[Life and Letters of Lord Macaulay by George Otto Trevelyan]@TWC D-Link bookLife and Letters of Lord Macaulay CHAPTER VI 78/218
How utterly at variance these principles are with reason, with justice, with the honour of the British Government, and with the dearest interests of the Indian people, it is unnecessary for me to point out.
For myself, I can only say that, if the Government is to be conducted on such principles, I am utterly disqualified, by all my feelings and opinions, from bearing any part in it, and cannot too soon resign my place to some person better fitted to hold it." It is fortunate for India that a man with the tastes, and the training, of Macaulay came to her shores as one vested with authority, and that he came at the moment when he did; for that moment was the very turning-point of her intellectual progress.
All educational action had been at a stand for some time back, on account of an irreconcilable difference of opinion in the Committee of Public Instruction; which was divided, five against five, on either side of a controversy,--vital, inevitable, admitting of neither postponement nor compromise, and conducted by both parties with a pertinacity and a warmth that was nothing but honourable to those concerned.

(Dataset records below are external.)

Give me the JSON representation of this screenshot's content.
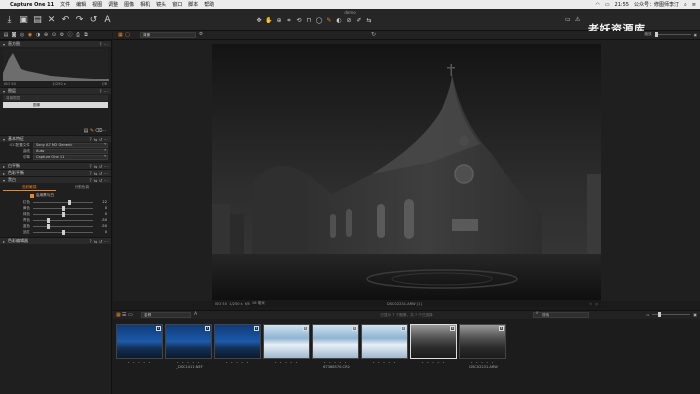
{
  "menubar": {
    "apple": "",
    "app": "Capture One 11",
    "items": [
      "文件",
      "编辑",
      "视图",
      "调整",
      "图像",
      "相机",
      "镜头",
      "窗口",
      "脚本",
      "帮助"
    ],
    "time": "21:55",
    "user": "公众号：修图师李汀"
  },
  "toolbar": {
    "doc_title": "demo",
    "watermark": "老妖资源库"
  },
  "left_panel": {
    "histogram": {
      "title": "直方图",
      "iso": "ISO 50",
      "shutter": "1/250 s",
      "aperture": "f/8"
    },
    "layers": {
      "title": "图层",
      "background": "背景图层",
      "selected": "图像"
    },
    "basic": {
      "title": "基本特征",
      "icc_label": "ICC配置文件",
      "icc_value": "Sony A7 M2 Generic",
      "curve_label": "曲线",
      "curve_value": "Auto",
      "engine_label": "引擎",
      "engine_value": "Capture One 11"
    },
    "white_balance": {
      "title": "白平衡"
    },
    "color_balance": {
      "title": "色彩平衡"
    },
    "bw": {
      "title": "黑白",
      "tab_active": "色彩敏感",
      "tab_other": "分割色调",
      "enable_label": "启用黑与白",
      "sliders": [
        {
          "label": "红色",
          "value": "22",
          "pos": 0.61
        },
        {
          "label": "黄色",
          "value": "0",
          "pos": 0.5
        },
        {
          "label": "绿色",
          "value": "0",
          "pos": 0.5
        },
        {
          "label": "青色",
          "value": "-50",
          "pos": 0.25
        },
        {
          "label": "蓝色",
          "value": "-50",
          "pos": 0.25
        },
        {
          "label": "品红",
          "value": "0",
          "pos": 0.5
        }
      ]
    },
    "color_editor": {
      "title": "色彩编辑器"
    }
  },
  "viewer_bar": {
    "preset": "背景",
    "label_right": "缩放"
  },
  "photo_info": {
    "iso": "ISO 50",
    "shutter": "1/250 s",
    "aperture": "f/8",
    "focal": "16 毫米",
    "filename": "DSC02231.ARW [1]"
  },
  "film_bar": {
    "sort": "名称",
    "status": "已显示 7 个图像，共 7 个已选择",
    "search": "搜索"
  },
  "filmstrip": {
    "thumbs": [
      {
        "badge": "1",
        "style": "sky1"
      },
      {
        "badge": "1",
        "style": "sky1"
      },
      {
        "badge": "1",
        "style": "sky1"
      },
      {
        "badge": "1",
        "style": "sky2"
      },
      {
        "badge": "1",
        "style": "sky2"
      },
      {
        "badge": "1",
        "style": "sky2"
      },
      {
        "badge": "1",
        "style": "sky3"
      },
      {
        "badge": "1",
        "style": "sky3"
      }
    ],
    "labels": [
      "_DSC1411.NEF",
      "67368570.CR2",
      "DSC02231.ARW"
    ],
    "stars": "• • • • •"
  }
}
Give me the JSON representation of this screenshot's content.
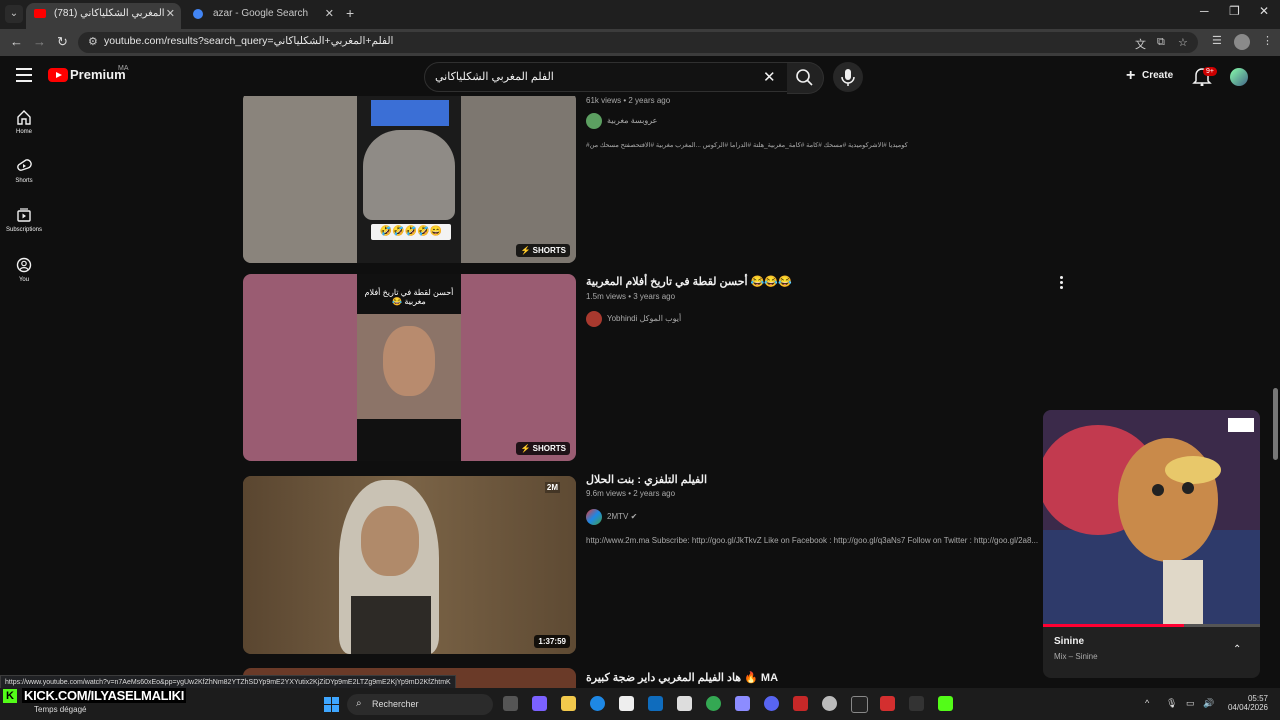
{
  "browser": {
    "tabs": [
      {
        "title": "(781) الفلم المغربي الشكلياكاني",
        "active": true
      },
      {
        "title": "azar - Google Search",
        "active": false
      }
    ],
    "url": "youtube.com/results?search_query=الفلم+المغربي+الشكلياكاني",
    "status_url": "https://www.youtube.com/watch?v=n7AeMs60xEo&pp=ygUw2KfZhNm82YTZhSDYp9mE2YXYutix2KjZiDYp9mE2LTZg9mE2KjYp9mD2KfZhtmK"
  },
  "youtube": {
    "premium_label": "Premium",
    "country": "MA",
    "search_query": "الفلم المغربي الشكلياكاني",
    "create_label": "Create",
    "notification_count": "9+",
    "sidebar": [
      {
        "label": "Home",
        "icon": "home-icon"
      },
      {
        "label": "Shorts",
        "icon": "shorts-icon"
      },
      {
        "label": "Subscriptions",
        "icon": "subscriptions-icon"
      },
      {
        "label": "You",
        "icon": "you-icon"
      }
    ],
    "results": [
      {
        "meta": "61k views • 2 years ago",
        "channel": "عروبسة مغربية",
        "description": "#كوميديا #الاشركوميدية #مسحك #كامة #كامة_مغربية_هلتة #الدراما #الركوس ...المغرب مغربية #الافتحصفتح مسحك من",
        "badge": "SHORTS"
      },
      {
        "title": "أحسن لقطة في تاريخ أفلام المغربية 😂😂😂",
        "meta": "1.5m views • 3 years ago",
        "channel": "Yobhindi أيوب الموكل",
        "badge": "SHORTS",
        "thumb_caption": "أحسن لقطة في تاريخ أفلام مغربية 😂"
      },
      {
        "title": "الفيلم التلفزي : بنت الحلال",
        "meta": "9.6m views • 2 years ago",
        "channel": "2MTV",
        "description": "http://www.2m.ma Subscribe: http://goo.gl/JkTkvZ Like on Facebook : http://goo.gl/q3aNs7 Follow on Twitter : http://goo.gl/2a8...",
        "duration": "1:37:59",
        "thumb_logo": "2M"
      },
      {
        "title": "هاد الفيلم المغربي داير ضجة كبيرة 🔥 MA"
      }
    ],
    "miniplayer": {
      "title": "Sinine",
      "subtitle": "Mix – Sinine",
      "progress": 0.65
    }
  },
  "taskbar": {
    "stream_overlay": "KICK.COM/ILYASELMALIKI",
    "weather": "Temps dégagé",
    "search_label": "Rechercher",
    "time": "05:57",
    "date": "04/04/2026"
  }
}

Half of the members were for maintaining and extending the old scheme of encouraging Oriental learning by stipends paid to students in Sanscrit, Persian, and Arabic; and by liberal grants for the publication of works in those languages. The other half were in favour of teaching the elements of knowledge in the vernacular tongues, and the higher branches in English.
On his arrival, Macaulay was appointed President of the Committee; but he declined to take any active part in its proceedings until the Government had finally pronounced on the question at issue.